The US Dollar gave up most of its 2008 advance against the Rand by September 2009 and has subsequently lost momentum. While some additional US Dollar strength appears likely in the short-term, a sustained move above ZAR8 would be required to question the consistency of the medium-term downtrend. The Euro remains in a medium-term downtrend against the Rand and a sustained move above ZAR10 would be required to break the progression of lower highs and question the consistency of the move.

The FTSE/JSE Banks Index has rallied impressively over the last year and is currently testing the 2007 highs. While the trend remains consistent, it is overextended relative to the 200-day moving average and some further reversion back towards the mean appears likely before significant additional upside is achieved.

The FTSE/JSE Gold Mining Index has firmed recently in the region of 2150, which also offered support on a number of occasions since 2007. However, it needs to sustain a move above 2750 to break the medium-term progression of lower highs and indicate demand has regained the upper hand.

The FTSE/JSE Africa Platinum Mining Index continues to post a progression of higher reaction lows from the 2008 nadir and these would need to be taken out to begin to question medium-term upside potential.

South Africa remains a country with enormous potential and economic governance is slowly improving, reflected in the performance of the stock market. While significant challenges remains, provided this trajectory of improvement remains intact, the invest environment is likely to remain benign over the medium-term; some short-term over extension excepted.


Newmont reports 105% increase in net income despite cost pressures - This article by Dorothy Kosich for Bloomberg may be of interest to subscribers. Here is a section:

As Newmont reported a 105% increase in first-quarter net income and remains on track for ounces of gold production this year, CEO Richard O'Brien told analysts Tuesday the company is experiencing operating costs pressures "primarily driven by lower production volumes in Nevada, Peru and Ghana, and as a function of high cost underground production at Nevada and higher mill production at Yanacocha."

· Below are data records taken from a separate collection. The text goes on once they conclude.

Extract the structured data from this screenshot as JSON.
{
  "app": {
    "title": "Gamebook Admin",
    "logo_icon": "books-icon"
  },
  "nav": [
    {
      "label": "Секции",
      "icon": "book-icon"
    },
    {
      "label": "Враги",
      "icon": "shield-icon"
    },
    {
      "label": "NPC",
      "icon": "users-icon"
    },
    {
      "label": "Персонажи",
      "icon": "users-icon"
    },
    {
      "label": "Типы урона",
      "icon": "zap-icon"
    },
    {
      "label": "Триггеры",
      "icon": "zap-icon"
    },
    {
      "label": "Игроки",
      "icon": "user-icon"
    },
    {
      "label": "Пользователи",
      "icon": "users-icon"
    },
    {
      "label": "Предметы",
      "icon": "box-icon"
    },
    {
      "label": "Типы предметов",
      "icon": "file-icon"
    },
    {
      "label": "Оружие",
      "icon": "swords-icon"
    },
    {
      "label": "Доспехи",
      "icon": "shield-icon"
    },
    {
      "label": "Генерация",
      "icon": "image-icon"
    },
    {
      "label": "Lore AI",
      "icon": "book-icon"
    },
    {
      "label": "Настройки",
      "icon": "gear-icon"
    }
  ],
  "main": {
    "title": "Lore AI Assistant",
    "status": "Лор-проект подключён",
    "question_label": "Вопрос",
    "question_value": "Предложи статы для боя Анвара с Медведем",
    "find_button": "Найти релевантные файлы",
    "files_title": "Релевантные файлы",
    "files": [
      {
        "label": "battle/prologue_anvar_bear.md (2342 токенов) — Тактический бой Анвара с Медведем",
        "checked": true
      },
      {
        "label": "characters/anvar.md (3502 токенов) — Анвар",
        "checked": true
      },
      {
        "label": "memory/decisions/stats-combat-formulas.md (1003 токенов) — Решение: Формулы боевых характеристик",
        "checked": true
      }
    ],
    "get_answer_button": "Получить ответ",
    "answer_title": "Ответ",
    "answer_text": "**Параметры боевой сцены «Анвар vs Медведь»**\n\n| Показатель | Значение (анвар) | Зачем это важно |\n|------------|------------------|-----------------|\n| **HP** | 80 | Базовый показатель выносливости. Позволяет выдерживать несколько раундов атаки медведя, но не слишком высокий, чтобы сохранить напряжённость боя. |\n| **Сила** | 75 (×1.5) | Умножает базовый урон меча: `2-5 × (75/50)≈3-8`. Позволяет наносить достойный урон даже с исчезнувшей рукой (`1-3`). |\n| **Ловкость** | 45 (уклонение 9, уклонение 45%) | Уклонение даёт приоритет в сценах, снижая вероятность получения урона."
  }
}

On a year-over-year basis, CIS increased from $431 to $480 an ounce. O'Brien reassured analysts that lower cost production from the new Boddington mine in Australia "should offset some of these operating costs as we ramp up the full production towards the end of the year."

"Despite these operating costs pressures, we continue to expect full year performance in line with our existing outlook."

Equity gold production was 1.3 million ounces during the first quarter, while copper production increased 143% to 90 million pounds, due to Phase V mining at the Batu Hijau operation in Indonesia. O'Brien advised the company continues to expect equity gold production ranging between 5.3 million and 5.5 million ounces this year.